Dinner at Acapulco’s was 8 people (I think). They already had a large party at our usual long table, so we were stuck in a booth with two adjoined tables, in back. The booth was so small I decided not to court claustrophobia and sat at one of the tables (sorry Nate and Elizabeth). Matt felt their diet Pepsi was decent (bad diet Pepsi seems to be too common at Framingham restaurants). After bringing us the usual several refills, the waitress just brought us a pitcher, which some wit called “Harry Potter juice.” Some other wit asked if that meant “juice owned by Harry Potter, produced by Harry Potter, made from Harry Potter”, or what. Diet Pepsi lost some attraction at that point.

The main contenders for Movie were Bug, Mr.

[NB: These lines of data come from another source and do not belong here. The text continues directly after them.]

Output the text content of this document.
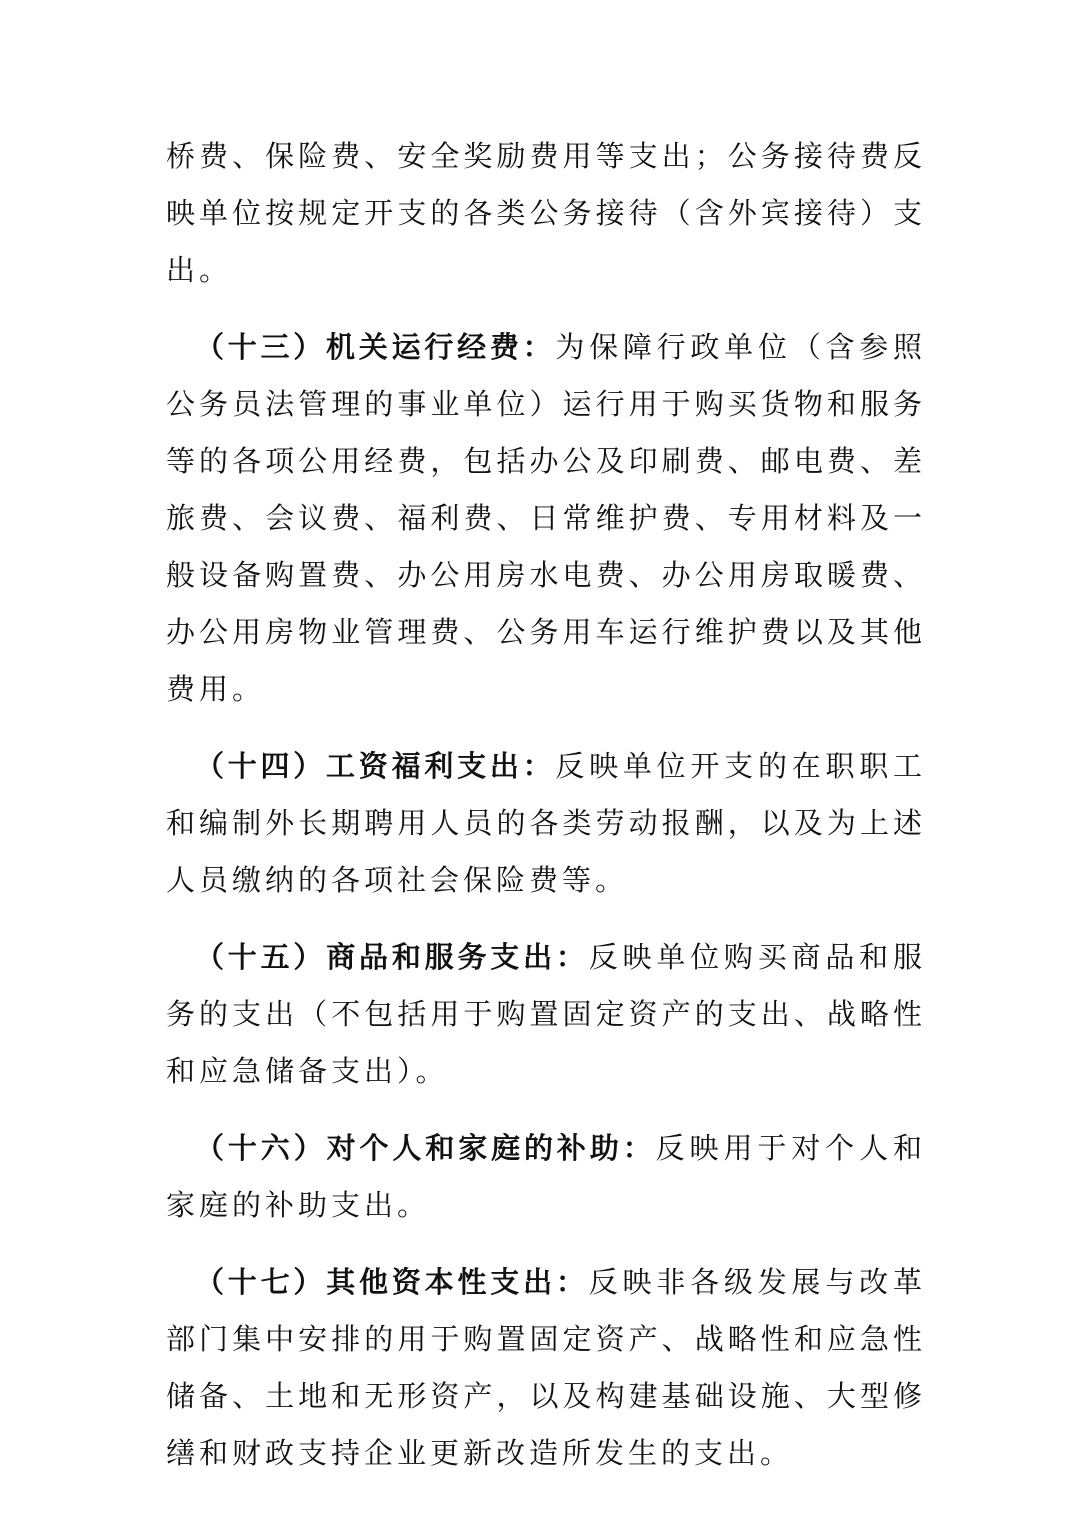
桥费、保险费、安全奖励费用等支出；公务接待费反映单位按规定开支的各类公务接待（含外宾接待）支出。

（十三）机关运行经费：为保障行政单位（含参照公务员法管理的事业单位）运行用于购买货物和服务等的各项公用经费，包括办公及印刷费、邮电费、差旅费、会议费、福利费、日常维护费、专用材料及一般设备购置费、办公用房水电费、办公用房取暖费、办公用房物业管理费、公务用车运行维护费以及其他费用。

（十四）工资福利支出：反映单位开支的在职职工和编制外长期聘用人员的各类劳动报酬，以及为上述人员缴纳的各项社会保险费等。

（十五）商品和服务支出：反映单位购买商品和服务的支出（不包括用于购置固定资产的支出、战略性和应急储备支出）。

（十六）对个人和家庭的补助：反映用于对个人和家庭的补助支出。

（十七）其他资本性支出：反映非各级发展与改革部门集中安排的用于购置固定资产、战略性和应急性储备、土地和无形资产，以及构建基础设施、大型修缮和财政支持企业更新改造所发生的支出。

Brooks, and Knocked Up. (We also had our choice of III movies: Shrek, Pirates, or Spiderman, all of which most of us had already seen.) Between people who never go to the movie, people who didn’t want to see any of the above, and people who have just been promoted to Manager and were all tired out, three of us saw Knocked Up. Two or three others saw Mr. Brooks, and us other three might have except Lynda really needed something funny.

I thought this movie was amusing, perhaps even more so than The 40-Year-Old Virgin. (Disclaimer: I’m the anti-Mikey. I like almost everything.) Lots of jokes. “He’s playing fetch with my kids!” Lynda didn’t think the movie was funny enough after the rave reviews it got. Watch out for serious “how relationships go bad” stuff — these were a major theme of the movie, and it looked unpleasantly realistic to me. Matt would have seriously hated this movie. The female lead (“Alison”, Katherine Heigl) is also on Grey’s Anatomy, which I rarely watch, which explains why she looked sort-of familiar to me. Anyway, I mostly liked this movie.

Oddly, this movie had more breasts than anything we’ve seen recently that I can remember. This is partly due to the two male leads taking a stress-relief trip to Las Vegas and getting lap dances. It’s more due to Ben’s (Seth Rogen) buddies and their money-making scheme to launch a web site dedicated to nude scenes by famous actresses, for example the swimming-pool scene in Wild Things. I don’t know how they missed Erika Eleniak jumping out of a fake cake exactly 45 minutes into Under Siege; perhaps this movie couldn’t get the rights to that movie.